Não é à toa que os EUA cresceram tanto nos últimos cinco anos, impulsionados pela concessão irresponsável de crédito por parte dos bancos. Também não admira que esses mesmos bancos agora quebrem em efeito dominó e precisem de ajuda estatal para continuar de pé. As garantias que eles exigiam nas concessões de empréstimos, e o rigor na avaliação dos tomadores, eram totalmente frouxos.

Vinda de Detroit para a posse, a aeromoça da United Airlines Laurie Taylor também diz não ter “nenhum centavo de poupança e um monte de dívidas”. Ela é também um exemplo acabado de como a “bolha” imobiliária inflou até explodir.

Endividada “até o pescoço”, Laurie comprou quatro imóveis entre 2004 e 2008. Pelo primeiro, tomou um financiamento de US$ 150 mil. Hoje, com o estouro da “bolha”, ele vale US$ 20 mil. Pelo último, comprado em 2008, também financiado, pagou US$ 20 mil (há quatro anos, valia US$ 150 mil).

“Agora não sei o que fazer. Não encontro pessoas dispostas a alugar duas das casas, que estão vazias e pendentes de pagamento para os bancos”, diz.

É lógico que não podiam acabar bem histórias como a de Laurie, já que não parece razoável que uma simples aeromoça, em um mercado que vem capengando há anos, como o da aviação comercial, tenha encontrado bancos suficientemente impetuosos para lhe fornecer não apenas um, mas quatro financiamentos para comprar quatro imóveis diferentes.

O problema da “Era da Responsabilidade” financeira de Obama é que, seguida à risca, ela tenderá a deprimir ainda mais a atividade econômica, alimentando o ciclo vicioso de menos consumo e crédito, mais desemprego e menos consumo que se instalou na maior economia do mundo.

Talvez seja apenas coincidência, mas a Bolsa de Nova York teve ontem a maior queda da história em um dia de posse presidencial nos EUA. Caiu 4%.

Na posse de Obama, Washington viveu seu grande dia de “Roma moderna”. Um tanto decadente, é verdade. Mas a multidão que foi saudar Barack Obama com entusiasmo e os interminaveis desfiles que o pobre presidente suportou não diferiam do que vemos nos filmes de época dos grandes imperadores e reis.

A posse de Obama só mostrou mais uma vez que o espírito humano não muda. É ingênuo e crédulo por natureza em qualquer “salvador da pátria” que se apresente com um verniz mais brilhante e cercado de boas intenções.

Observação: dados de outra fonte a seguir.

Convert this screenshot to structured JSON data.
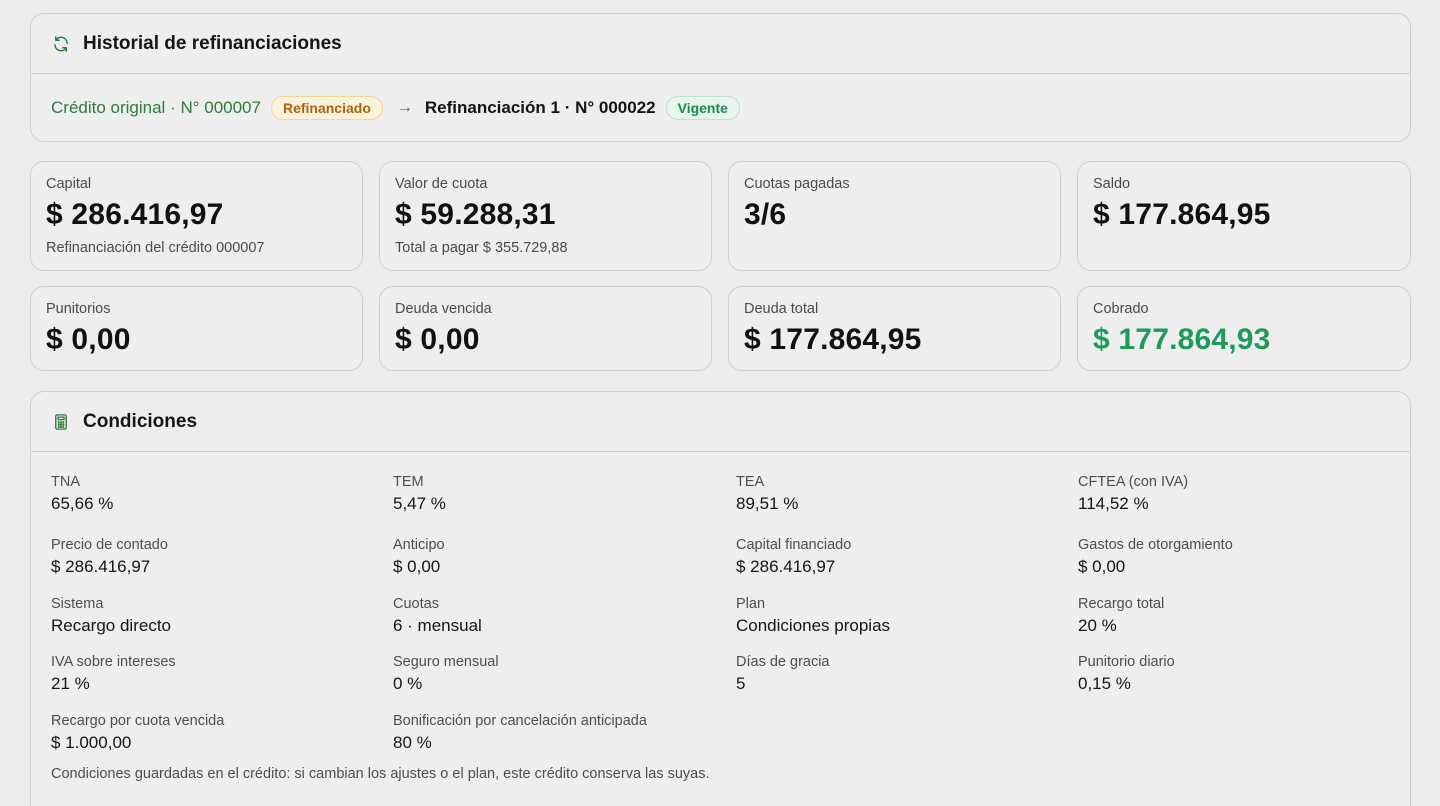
{
  "history": {
    "title": "Historial de refinanciaciones",
    "original_label": "Crédito original · N° 000007",
    "original_badge": "Refinanciado",
    "arrow": "→",
    "refi_label": "Refinanciación 1 · N° 000022",
    "refi_badge": "Vigente"
  },
  "stats": [
    {
      "label": "Capital",
      "value": "$ 286.416,97",
      "sub": "Refinanciación del crédito 000007"
    },
    {
      "label": "Valor de cuota",
      "value": "$ 59.288,31",
      "sub": "Total a pagar $ 355.729,88"
    },
    {
      "label": "Cuotas pagadas",
      "value": "3/6",
      "sub": ""
    },
    {
      "label": "Saldo",
      "value": "$ 177.864,95",
      "sub": ""
    },
    {
      "label": "Punitorios",
      "value": "$ 0,00"
    },
    {
      "label": "Deuda vencida",
      "value": "$ 0,00"
    },
    {
      "label": "Deuda total",
      "value": "$ 177.864,95"
    },
    {
      "label": "Cobrado",
      "value": "$ 177.864,93"
    }
  ],
  "conditions": {
    "title": "Condiciones",
    "items": [
      {
        "label": "TNA",
        "value": "65,66 %"
      },
      {
        "label": "TEM",
        "value": "5,47 %"
      },
      {
        "label": "TEA",
        "value": "89,51 %"
      },
      {
        "label": "CFTEA (con IVA)",
        "value": "114,52 %"
      },
      {
        "label": "Precio de contado",
        "value": "$ 286.416,97"
      },
      {
        "label": "Anticipo",
        "value": "$ 0,00"
      },
      {
        "label": "Capital financiado",
        "value": "$ 286.416,97"
      },
      {
        "label": "Gastos de otorgamiento",
        "value": "$ 0,00"
      },
      {
        "label": "Sistema",
        "value": "Recargo directo"
      },
      {
        "label": "Cuotas",
        "value": "6 · mensual"
      },
      {
        "label": "Plan",
        "value": "Condiciones propias"
      },
      {
        "label": "Recargo total",
        "value": "20 %"
      },
      {
        "label": "IVA sobre intereses",
        "value": "21 %"
      },
      {
        "label": "Seguro mensual",
        "value": "0 %"
      },
      {
        "label": "Días de gracia",
        "value": "5"
      },
      {
        "label": "Punitorio diario",
        "value": "0,15 %"
      },
      {
        "label": "Recargo por cuota vencida",
        "value": "$ 1.000,00"
      },
      {
        "label": "Bonificación por cancelación anticipada",
        "value": "80 %"
      }
    ],
    "note": "Condiciones guardadas en el crédito: si cambian los ajustes o el plan, este crédito conserva las suyas."
  },
  "colors": {
    "accent_green": "#2f7a3d",
    "collected_green": "#1f9a5a",
    "refinanced_badge": "#b0630c",
    "active_badge": "#1c8a4d"
  },
  "icons": {
    "history": "refresh-icon",
    "conditions": "calculator-icon"
  }
}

OK, Obama é jovem, sereno e inteligente –e substitui Bush, o que já é grande coisa. É também o primeiro negro a ocupar o cargo, e isso merece comemoração, especialmente da maioria negra (foi essa a impressão) que foi ao Washington Mall homenagea-lo.

Mas quando as expectativas são tão imensas, a decepção pode ser ainda maior.